Say I have a multiclass problem with a dataset as this:
user_id price target
-------+--------+-----
1 30 apple
1 20 samsung
2 32 samsung
2 40 huawei
.
.
where I have a lot of users i.e One Hot Encoding (OHE) is not doable. Target-encoders such as CatBoost have achieved great results for target encoding categorical features. The issue is, I can only find CatBoost/target-encoder for binary classification/regression (which makes sense, in some way).
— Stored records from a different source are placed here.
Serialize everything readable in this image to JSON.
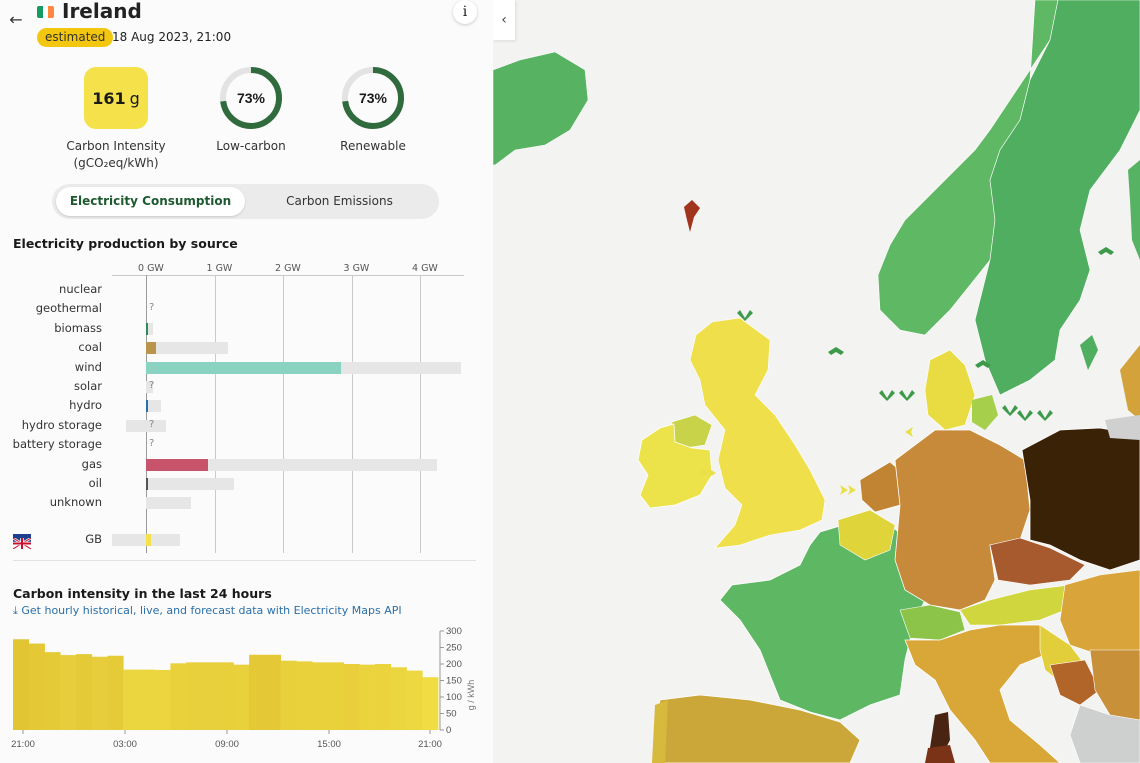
{
  "header": {
    "zone_name": "Ireland",
    "status_badge": "estimated",
    "datetime": "18 Aug 2023, 21:00",
    "info_label": "i",
    "back_icon": "arrow-left-icon",
    "flag_colors": [
      "#169b62",
      "#ffffff",
      "#ff883e"
    ]
  },
  "metrics": {
    "carbon_intensity_value": "161",
    "carbon_intensity_unit": "g",
    "carbon_intensity_label_1": "Carbon Intensity",
    "carbon_intensity_label_2": "(gCO₂eq/kWh)",
    "low_carbon_percent": 73,
    "low_carbon_value": "73%",
    "low_carbon_label": "Low-carbon",
    "renewable_percent": 73,
    "renewable_value": "73%",
    "renewable_label": "Renewable"
  },
  "toggle": {
    "active_label": "Electricity Consumption",
    "inactive_label": "Carbon Emissions"
  },
  "production": {
    "title": "Electricity production by source",
    "axis_ticks": [
      "0 GW",
      "1 GW",
      "2 GW",
      "3 GW",
      "4 GW"
    ],
    "unknown_mark": "?",
    "rows": [
      {
        "label": "nuclear",
        "value_gw": null,
        "capacity_gw": null,
        "color": "",
        "unknown": false
      },
      {
        "label": "geothermal",
        "value_gw": null,
        "capacity_gw": null,
        "color": "",
        "unknown": true
      },
      {
        "label": "biomass",
        "value_gw": 0.03,
        "capacity_gw": 0.1,
        "color": "#2e8b57",
        "unknown": false
      },
      {
        "label": "coal",
        "value_gw": 0.15,
        "capacity_gw": 1.2,
        "color": "#b8954a",
        "unknown": false
      },
      {
        "label": "wind",
        "value_gw": 2.85,
        "capacity_gw": 4.6,
        "color": "#8ad3c3",
        "unknown": false
      },
      {
        "label": "solar",
        "value_gw": null,
        "capacity_gw": 0.1,
        "color": "",
        "unknown": true
      },
      {
        "label": "hydro",
        "value_gw": 0.02,
        "capacity_gw": 0.22,
        "color": "#2b6fa8",
        "unknown": false
      },
      {
        "label": "hydro storage",
        "value_gw": null,
        "capacity_gw": 0.29,
        "color": "",
        "unknown": true,
        "neg_capacity_gw": -0.29
      },
      {
        "label": "battery storage",
        "value_gw": null,
        "capacity_gw": null,
        "color": "",
        "unknown": true
      },
      {
        "label": "gas",
        "value_gw": 0.9,
        "capacity_gw": 4.25,
        "color": "#c8546b",
        "unknown": false
      },
      {
        "label": "oil",
        "value_gw": 0.01,
        "capacity_gw": 1.28,
        "color": "#555555",
        "unknown": false
      },
      {
        "label": "unknown",
        "value_gw": null,
        "capacity_gw": 0.65,
        "color": "",
        "unknown": false
      }
    ],
    "exchange": {
      "label": "GB",
      "value_gw": 0.07,
      "capacity_gw": 0.5,
      "neg_capacity_gw": -0.5,
      "color": "#f5e24a",
      "flag_icon": "uk-flag-icon"
    }
  },
  "history": {
    "title": "Carbon intensity in the last 24 hours",
    "api_link": "Get hourly historical, live, and forecast data with Electricity Maps API",
    "download_icon": "download-icon",
    "y_label": "g / kWh"
  },
  "chart_data": {
    "type": "bar",
    "title": "Carbon intensity in the last 24 hours",
    "xlabel": "",
    "ylabel": "g / kWh",
    "ylim": [
      0,
      300
    ],
    "yticks": [
      0,
      50,
      100,
      150,
      200,
      250,
      300
    ],
    "xticks": [
      "21:00",
      "03:00",
      "09:00",
      "15:00",
      "21:00"
    ],
    "values": [
      275,
      262,
      236,
      227,
      230,
      222,
      225,
      183,
      183,
      182,
      202,
      205,
      205,
      205,
      198,
      228,
      228,
      210,
      208,
      205,
      205,
      200,
      198,
      200,
      190,
      180,
      160
    ],
    "colors": [
      "#e2c532",
      "#e4c835",
      "#e5ca38",
      "#e7cd3b",
      "#e5ca38",
      "#e7cd3b",
      "#e6cb39",
      "#ecd63f",
      "#ecd63f",
      "#ecd63f",
      "#e9d13c",
      "#e8cf3c",
      "#e8cf3c",
      "#e8cf3c",
      "#e9d13c",
      "#e4c835",
      "#e4c835",
      "#e8cf3c",
      "#e9d13c",
      "#e9d13c",
      "#e9d13c",
      "#eacf3c",
      "#ebd33d",
      "#ebd33d",
      "#ecd63f",
      "#eed842",
      "#f1dc44"
    ]
  },
  "map": {
    "collapse_icon": "chevron-left-icon"
  }
}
Right now I have overcommed the issue by target-encode each class in the target, by OHE the target (since it often has fewer categories), and then "target-encoded" the user_id for each OHE encoding e.g with these two steps:
- OHE the target
user_id price ohe_apple ohe_samsung ohe_huawei
-------+-------+-----------+-------------+------------
1 30 1 0 0
1 20 0 1 0
2 32 0 1 0
2 40 0 0 1
- target-encode
user_idfor eachohe_-column (the numbers are just made up for the illustration):
price user_id_apple user_id_samsung user_id_huawei
-----+--------------+----------------+---------------
30 0.5 0.6 0
20 0.5 0.6 0
32 0 1 0
40 0 0 1
.
.
I have achieved a notable increase of performance in e.g neural network with this approach (where OHE cannot fit into the GPU) but I wonder if there is some target-encoder for high-cardinality features (like user-id) in a multiclass classification, for e.g CatBoost?